Lansing — GOP House Speaker Tom Leonard announced a bipartisan plan Thursday to repeal “driver responsibility fees,” or extra fees some drivers must pay in addition to a traffic ticket.
A seven-bill package from House Republicans and Democrats would scrap those fees and “offer complete forgiveness to drivers who have been impacted by the mistaken policy,” according to a release from Leonard’s office.
More than 300,000 Michigan drivers owe nearly $600 million collectively to the state due to such fees, according to the state Department of Treasury.
A report issued Tuesday by the Virginia-based Legal Aid Justice Center found Michigan is one of five states that require judges to seize people’s licenses if they fail to pay court fees after a trial or hearing — even if they can’t pay and their case didn’t involve a traffic violation.
Michigan has currently suspended the licenses of more than 100,000 drivers for an indefinite time, according to the report.
“As a prosecutor in Genesee County, I saw every day the awful impact these unfair fees had on Michigan families,” Leonard, R-DeWitt, said in a statement. “Far too many working people who received a ticket and paid their fine were hit with new, impossible surcharges, often costing them their licenses, and then their jobs, and then their ability to ever pay off the mountain of debt.
“These are good people who just want to get to work and drive to school to pick up their children. They want to do the right thing, but the government has them trapped in a cycle of failure from which they can never escape. That is not right, and it is well past time we repealed this unjust mistake,” he said.
Former Democratic Gov. Jennifer Granholm signed legislation in 2003 enacting the fees.
Leonard and others argue that they penalize drivers and can lead to a cycle of more court fees and fines that stop many Michigan drivers from getting back on the road.
“Everyone in state government knows these fees are nothing more than a blatant money grab to fuel government spending with a tax on people who cannot afford to defend themselves,” Leonard said. “These bills will finally undo that mistake, help hundreds of thousands of Michiganders get back into the workforce and allow them to get their lives back on track.”
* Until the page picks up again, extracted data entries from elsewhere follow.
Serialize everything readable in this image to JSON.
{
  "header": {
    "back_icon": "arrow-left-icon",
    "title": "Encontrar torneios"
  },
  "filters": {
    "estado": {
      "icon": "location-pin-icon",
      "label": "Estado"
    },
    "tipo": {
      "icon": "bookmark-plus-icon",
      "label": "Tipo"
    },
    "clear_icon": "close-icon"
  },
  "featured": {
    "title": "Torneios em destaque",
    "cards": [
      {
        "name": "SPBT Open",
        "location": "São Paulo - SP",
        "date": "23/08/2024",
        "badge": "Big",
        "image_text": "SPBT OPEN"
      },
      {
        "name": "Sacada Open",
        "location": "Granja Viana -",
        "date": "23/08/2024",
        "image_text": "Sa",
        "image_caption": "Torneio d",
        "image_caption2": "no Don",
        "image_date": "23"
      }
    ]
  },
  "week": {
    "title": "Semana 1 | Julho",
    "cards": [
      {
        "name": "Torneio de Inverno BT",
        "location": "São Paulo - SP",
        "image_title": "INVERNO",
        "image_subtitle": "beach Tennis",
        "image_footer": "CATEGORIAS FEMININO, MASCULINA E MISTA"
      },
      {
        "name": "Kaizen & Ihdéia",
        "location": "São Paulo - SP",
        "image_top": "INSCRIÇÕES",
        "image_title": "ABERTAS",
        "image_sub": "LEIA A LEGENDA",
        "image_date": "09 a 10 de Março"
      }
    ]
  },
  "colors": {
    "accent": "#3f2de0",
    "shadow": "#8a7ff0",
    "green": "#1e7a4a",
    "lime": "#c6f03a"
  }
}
A bill from Rep. Lee Chatfield, R-Levering, would forgive outstanding debts related to driver responsibility fines while another bill in the package creates a program to help drivers learn how to reinstate their license.
The plan also would offer a community service option for people who can’t pay fines but need their license before debts would be forgiven and would extend immediate loan forgiveness to those “who are currently making a good-faith effort to pay their fines,” according to Leonard’s office.
It would also make drivers who lost their licenses due to fees eligible to have them renewed, while another would let drivers regain their license through court sobriety programs.
The package will be introduced and referred to a panel of lawmakers for consideration during the House session on Thursday.